TORONTO — For almost three years, Rogers Centre had been a place where Yankees dreams went to die. On Sunday afternoon, Ben Rice finally flipped the script.
Rice crushed a tiebreaking home run in the ninth inning, sparking a five-run outburst that carried the Yankees to an 8-3 win over the Blue Jays. The victory clinched the series, something the Yankees had not done in Toronto in a very long time.
It was a fitting end to a road trip that had quietly turned into one of the team’s best stretches of the season.
A swing that broke the drought
The game was tied 3-3 entering the ninth, setting the stage for another late hero. This time it was Rice, who admitted he had not felt right at the plate all day.
Facing Blue Jays reliever Braydon Fisher, Rice turned on a slider and drove it 381 feet over the right-field wall for a two-run shot. It was his team-leading 19th home run of the season.
Rice was honest about how the rest of his afternoon had gone, making the timing of the blast all the sweeter.
“I think he’s being friendly there,” Rice said with a smile after Boone joked about his earlier swings. “There were definitely some swings that weren’t very convicted on my end, so to finish the day on a good one, that feels nice.”

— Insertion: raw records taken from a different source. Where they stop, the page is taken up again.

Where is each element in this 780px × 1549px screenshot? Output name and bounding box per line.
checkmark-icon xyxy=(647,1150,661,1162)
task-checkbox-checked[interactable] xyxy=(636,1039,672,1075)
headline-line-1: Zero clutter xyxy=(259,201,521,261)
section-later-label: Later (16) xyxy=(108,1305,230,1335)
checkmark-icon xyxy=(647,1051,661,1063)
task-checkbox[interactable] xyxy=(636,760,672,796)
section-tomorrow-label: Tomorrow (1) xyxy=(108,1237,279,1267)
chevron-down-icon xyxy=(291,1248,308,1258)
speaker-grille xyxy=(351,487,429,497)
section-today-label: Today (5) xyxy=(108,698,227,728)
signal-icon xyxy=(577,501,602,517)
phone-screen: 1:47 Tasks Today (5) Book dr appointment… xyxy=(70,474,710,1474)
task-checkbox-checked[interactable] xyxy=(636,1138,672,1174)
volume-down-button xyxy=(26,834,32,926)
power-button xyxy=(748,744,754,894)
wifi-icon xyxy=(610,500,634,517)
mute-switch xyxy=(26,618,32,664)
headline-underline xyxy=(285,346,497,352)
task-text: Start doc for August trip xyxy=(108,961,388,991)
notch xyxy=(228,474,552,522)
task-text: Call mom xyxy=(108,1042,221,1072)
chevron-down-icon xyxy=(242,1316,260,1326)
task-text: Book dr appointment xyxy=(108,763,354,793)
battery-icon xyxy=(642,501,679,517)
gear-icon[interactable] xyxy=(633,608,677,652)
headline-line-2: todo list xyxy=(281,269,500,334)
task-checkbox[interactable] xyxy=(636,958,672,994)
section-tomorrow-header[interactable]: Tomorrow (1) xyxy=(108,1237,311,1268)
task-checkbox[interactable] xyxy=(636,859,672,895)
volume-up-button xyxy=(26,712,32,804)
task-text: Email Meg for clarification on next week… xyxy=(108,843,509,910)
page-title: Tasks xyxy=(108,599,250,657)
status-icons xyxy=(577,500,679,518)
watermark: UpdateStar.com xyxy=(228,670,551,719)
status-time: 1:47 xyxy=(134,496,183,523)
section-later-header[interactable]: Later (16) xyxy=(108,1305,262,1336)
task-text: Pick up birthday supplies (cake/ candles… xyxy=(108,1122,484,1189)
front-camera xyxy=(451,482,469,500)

Boone had greeted him in the dugout with some playful needling about the at-bats that came before.
“Man, you took some bad swings today,” Boone recalled telling Rice. “Right on time for that last one, baby.”
History repeats in the ninth
The homer carried a strong sense of deja vu for the Yankees. It was the second straight game in which they won on a tiebreaking ninth-inning blast.
A day earlier, Paul Goldschmidt had delivered the same kind of dagger. The back-to-back heroics marked the first time the Yankees hit go-ahead home runs in the ninth inning or later in consecutive road games since Jason Giambi and Aaron Boone did it at Baltimore in August 2003.
Rice credited the team’s collective approach for the repeated late magic.
“It just speaks to the mentality of the group,” Rice said. “I feel like everyone’s got that next-man-up mentality. Regardless of who’s on the mound, regardless of the situation, we’re going to go up there and put together a quality at-bat.”

Caballero blows it open
Once Rice cracked the door, the Yankees kicked it down. The rally turned into a rout in a hurry.
Jose Caballero followed with a three-run homer off Tommy Nance, a towering 420-foot drive to left that emptied a taxed Toronto bullpen. Boone marveled at the rare power display from the utility man.
“That’s one of those he hits in BP all the time,” Boone said of Caballero’s blast.
Ali Sanchez chipped in his first hit and RBI as a Yankee with a run-scoring double off Patrick Corbin, capping the five-run ninth.
Warren grinds through another start
Before the late fireworks, the Yankees needed their starter to keep them afloat. Will Warren did just enough.
For the second straight outing, Warren had to battle. He scattered eight hits over four innings but limited the damage to two runs, throwing 98 pitches in a gritty effort.
Kazuma Okamoto reached on a run-scoring single in the third, aided by an Amed Rosario throwing error, and Nathan Lukes tied it with an RBI single in the fourth. Warren was glad to escape with the game still within reach.
“The Blue Jays are going to Blue Jay,” Warren said. “They get their singles and make it tough on us, but I’m happy to get out of there with only two runs and give us a chance to win.”
Anthony Volpe quietly did his part to keep the Yankees in it. The shortstop, who has drawn heavy scrutiny for an up-and-down season, knocked in a run with a single in the second inning and added another RBI single in the sixth. The two-hit, two-RBI afternoon was a welcome sign for a player the Yankees badly need to find consistency at the plate, and it helped New York stay even before the late surge.
A long-awaited celebration
The win meant more than just one game in the standings for the Yankees. It ended a stretch of misery in Toronto that had lingered for nearly 990 days.
The Yankees had not won a series at Rogers Centre since September 2023, and last season they dropped eight of nine games there, including two in the American League Division Series. Warren made clear the rivalry still stings.
“Chip on our shoulder, we don’t like those guys over there, and they don’t like us,” Warren said. “So finding any way to win is always a good one, especially on the road.”
The Yankees took two of three to push Toronto 10 games back in the American League East. Boone soaked in a rare happy ending in a tough building.
“It feels good to shake hands and be celebrating a win in here,” Boone said. “What a good finish to an outstanding road trip.”
A surging team heads home
The result captured how well the Yankees are playing despite their injuries. They finished the trip 5-1 and improved to 43-27 on the season.
Even without Aaron Judge, who last played May 31, the Yankees have gone 7-4 since and kept pace atop the division. They have also feasted on left-handed pitching, winning 14 of their last 16 such games.
Now the Yankees head home to open a homestand against the Chicago White Sox, riding a wave of momentum and finally free of their Toronto demons. Ace Gerrit Cole is set to open the series on the mounds.
For a club that has spent weeks answering doubts, burying the Blue Jays in their own park was the loudest answer yet.